Essa é uma questão básica para a competitividade, é preciso uma boa articulação com (a pasta do) Meio Ambiente. Já disse e repito: a questão da sustentabilidade é a base da competitividade. Mas não podemos nos submeter a visões hipócritas, como a União Europeia usar o ambientalismo — e não há nenhum agricultor sério que seja contra o meio ambiente, seria uma estupidez — para fazer barreira comercial. O governo tem que proibir o desmatamento, proibir garimpo clandestino, tem que ter vigor. Não é conversinha que os europeus colocam para fazer barreira comercial. O Itamaraty tem clareza disso, e não vamos entrar nessa fria, não.
E a indústria vê como essas negociações?
É o quarto ponto: Indústria e Comércio. Agricultura, hoje, é cadeia produtiva. Energia é agricultura, está presente em todas as áreas do governo e da sociedade brasileira. É fundamental que o governo entenda a agricultura nessa direção.

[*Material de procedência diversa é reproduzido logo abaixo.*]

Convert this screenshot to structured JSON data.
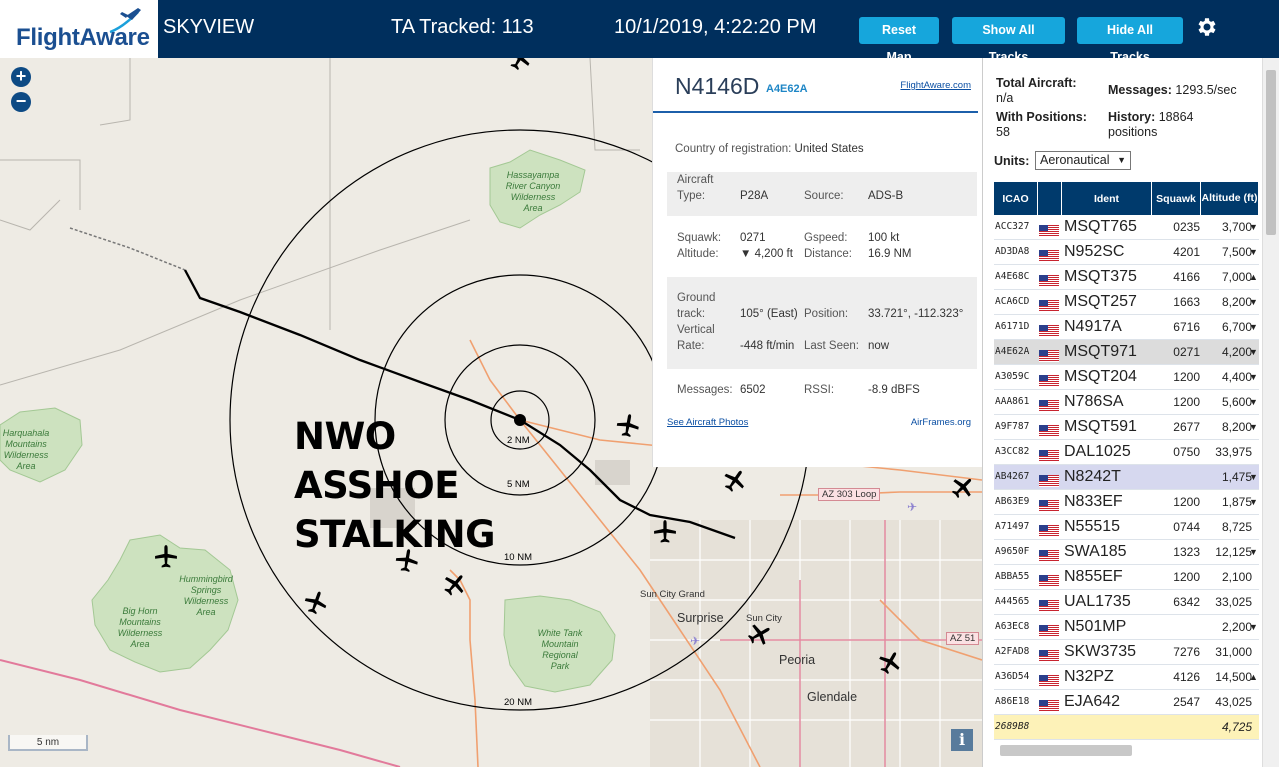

O atual governo tem essa compreensão?
O Fávaro tem essas características, é bom de contato, de conversa. É bom que o governo, em geral, entenda a agricultura com essa visão de integração. Mas não é o que parece, quando leva para a China o líder do MST (Movimento dos Trabalhadores Sem Terra). Então, não vejo clareza ainda nesses quatro meses.

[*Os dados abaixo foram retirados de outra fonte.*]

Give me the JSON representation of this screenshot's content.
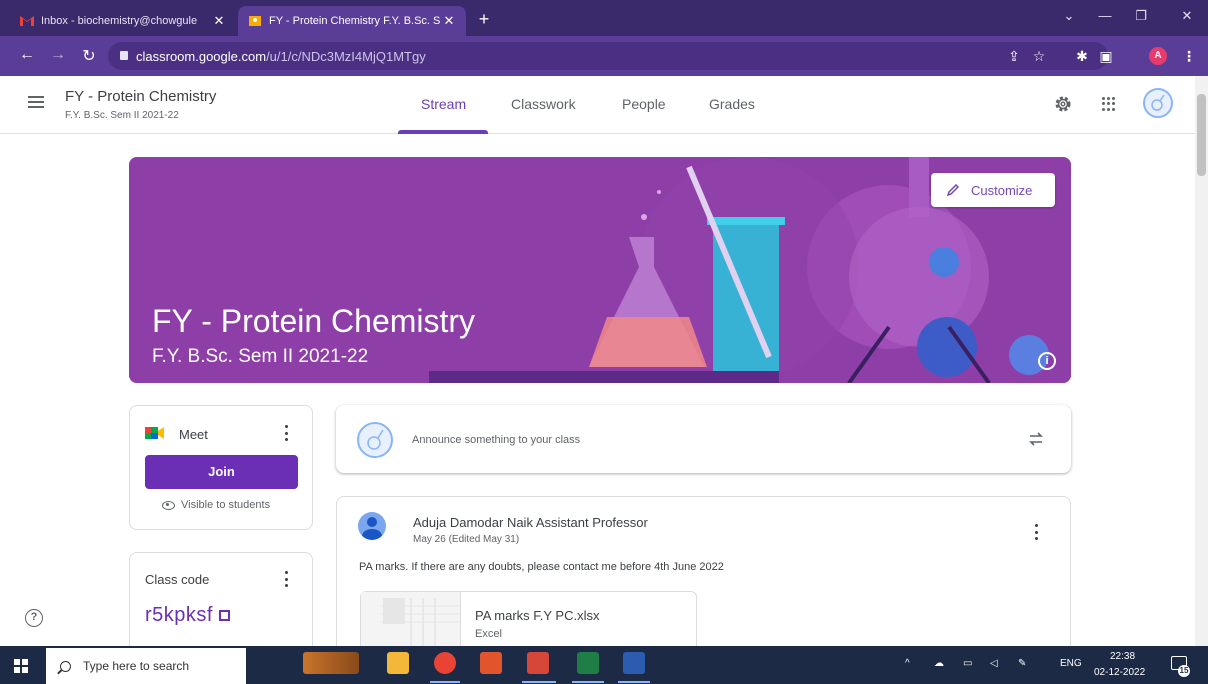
{
  "browser": {
    "tabs": [
      {
        "title": "Inbox - biochemistry@chowgule",
        "active": false
      },
      {
        "title": "FY - Protein Chemistry F.Y. B.Sc. S",
        "active": true
      }
    ],
    "url_domain": "classroom.google.com",
    "url_path": "/u/1/c/NDc3MzI4MjQ1MTgy",
    "profile_initial": "A",
    "theme_color": "#5a3d97"
  },
  "header": {
    "class_title": "FY - Protein Chemistry",
    "class_subtitle": "F.Y. B.Sc. Sem II 2021-22",
    "tabs": [
      {
        "label": "Stream",
        "active": true
      },
      {
        "label": "Classwork",
        "active": false
      },
      {
        "label": "People",
        "active": false
      },
      {
        "label": "Grades",
        "active": false
      }
    ]
  },
  "banner": {
    "title": "FY - Protein Chemistry",
    "subtitle": "F.Y. B.Sc. Sem II 2021-22",
    "customize_label": "Customize",
    "color": "#8e3ea7",
    "info_glyph": "i"
  },
  "meet": {
    "label": "Meet",
    "join_label": "Join",
    "visibility": "Visible to students"
  },
  "class_code": {
    "label": "Class code",
    "value": "r5kpksf"
  },
  "announce": {
    "placeholder": "Announce something to your class"
  },
  "post": {
    "author": "Aduja Damodar Naik Assistant Professor",
    "date": "May 26 (Edited May 31)",
    "text": "PA marks. If there are any doubts, please contact me before 4th June 2022",
    "attachment": {
      "name": "PA marks F.Y PC.xlsx",
      "type": "Excel"
    }
  },
  "help_glyph": "?",
  "taskbar": {
    "search_placeholder": "Type here to search",
    "language": "ENG",
    "time": "22:38",
    "date": "02-12-2022",
    "notifications": "15"
  }
}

O setor agrícola já vê o presidente Lula com mais confiança?
Não sei responder, confesso. Diria que faltam sinais mais claros por parte do governo. Se o governo ceder às invasões de terras, não haverá confiança. E não há uma posição clara do governo federal, essa é, obviamente, uma questão sensível. Essa boa posição do Fávaro na viagem para a China é muito positiva, mas faltam sinais na segurança jurídica, na defesa da propriedade.
Qual é esse futuro ao qual o senhor se referiu no início da entrevista?

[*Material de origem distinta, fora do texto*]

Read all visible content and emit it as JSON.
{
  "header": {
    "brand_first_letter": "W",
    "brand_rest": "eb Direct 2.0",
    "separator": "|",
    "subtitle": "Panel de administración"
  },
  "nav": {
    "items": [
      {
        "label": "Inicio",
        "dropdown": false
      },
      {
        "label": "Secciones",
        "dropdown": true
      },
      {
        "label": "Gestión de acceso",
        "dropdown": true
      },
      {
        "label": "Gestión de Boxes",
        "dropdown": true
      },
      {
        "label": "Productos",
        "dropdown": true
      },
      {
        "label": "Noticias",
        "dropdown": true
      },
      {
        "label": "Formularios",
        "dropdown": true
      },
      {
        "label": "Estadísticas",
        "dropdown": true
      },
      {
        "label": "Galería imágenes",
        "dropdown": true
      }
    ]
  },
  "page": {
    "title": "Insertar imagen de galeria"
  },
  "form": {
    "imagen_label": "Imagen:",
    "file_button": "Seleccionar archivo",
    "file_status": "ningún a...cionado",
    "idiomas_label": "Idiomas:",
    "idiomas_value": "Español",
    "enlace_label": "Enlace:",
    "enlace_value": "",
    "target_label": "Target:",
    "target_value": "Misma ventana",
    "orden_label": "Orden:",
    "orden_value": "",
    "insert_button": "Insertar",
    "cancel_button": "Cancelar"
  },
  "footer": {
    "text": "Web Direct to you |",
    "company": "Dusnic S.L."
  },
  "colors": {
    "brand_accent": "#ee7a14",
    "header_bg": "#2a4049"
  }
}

Nós temos uma chance que nunca tivemos ao longo da História. Nós produzimos 100 milhões de toneladas de grãos em 2001. Demoramos 500 anos para chegar a essa marca. Quatorze anos depois (2015), produzimos 200 milhões de toneladas. Neste ano, oito anos depois, vamos para 300 milhões. No ano 2000, o agronegócio exportou US$ 20 bilhões. Ano passado, US$ 160 bilhões. Somos o maior produtor mundial de soja, açúcar, suco de laranja, café, carne bovina e carne de frango. O segundo em milho, e o terceiro em algodão. Qual é o país do mundo que faz isso?
Quais são as perspectivas de crescimento?
Não exportamos quase nada de leite, peixe, frutas. Em frutas, somos o terceiro maior produtor mundial e apenas o 25º exportador. Exportamos menos leite que o Uruguai. Peixes, com 8 mil km de costa, temos menos de 3% das exportações mundiais. Importamos tilápia da China! Nós estamos no umbral da maior revolução de segurança alimentar e energética com sustentabilidade ambiental que o mundo já viu. E o Brasil vai liderar isso aí, mas tem que ter competência, sabedoria, esperteza e fazer isso com decência.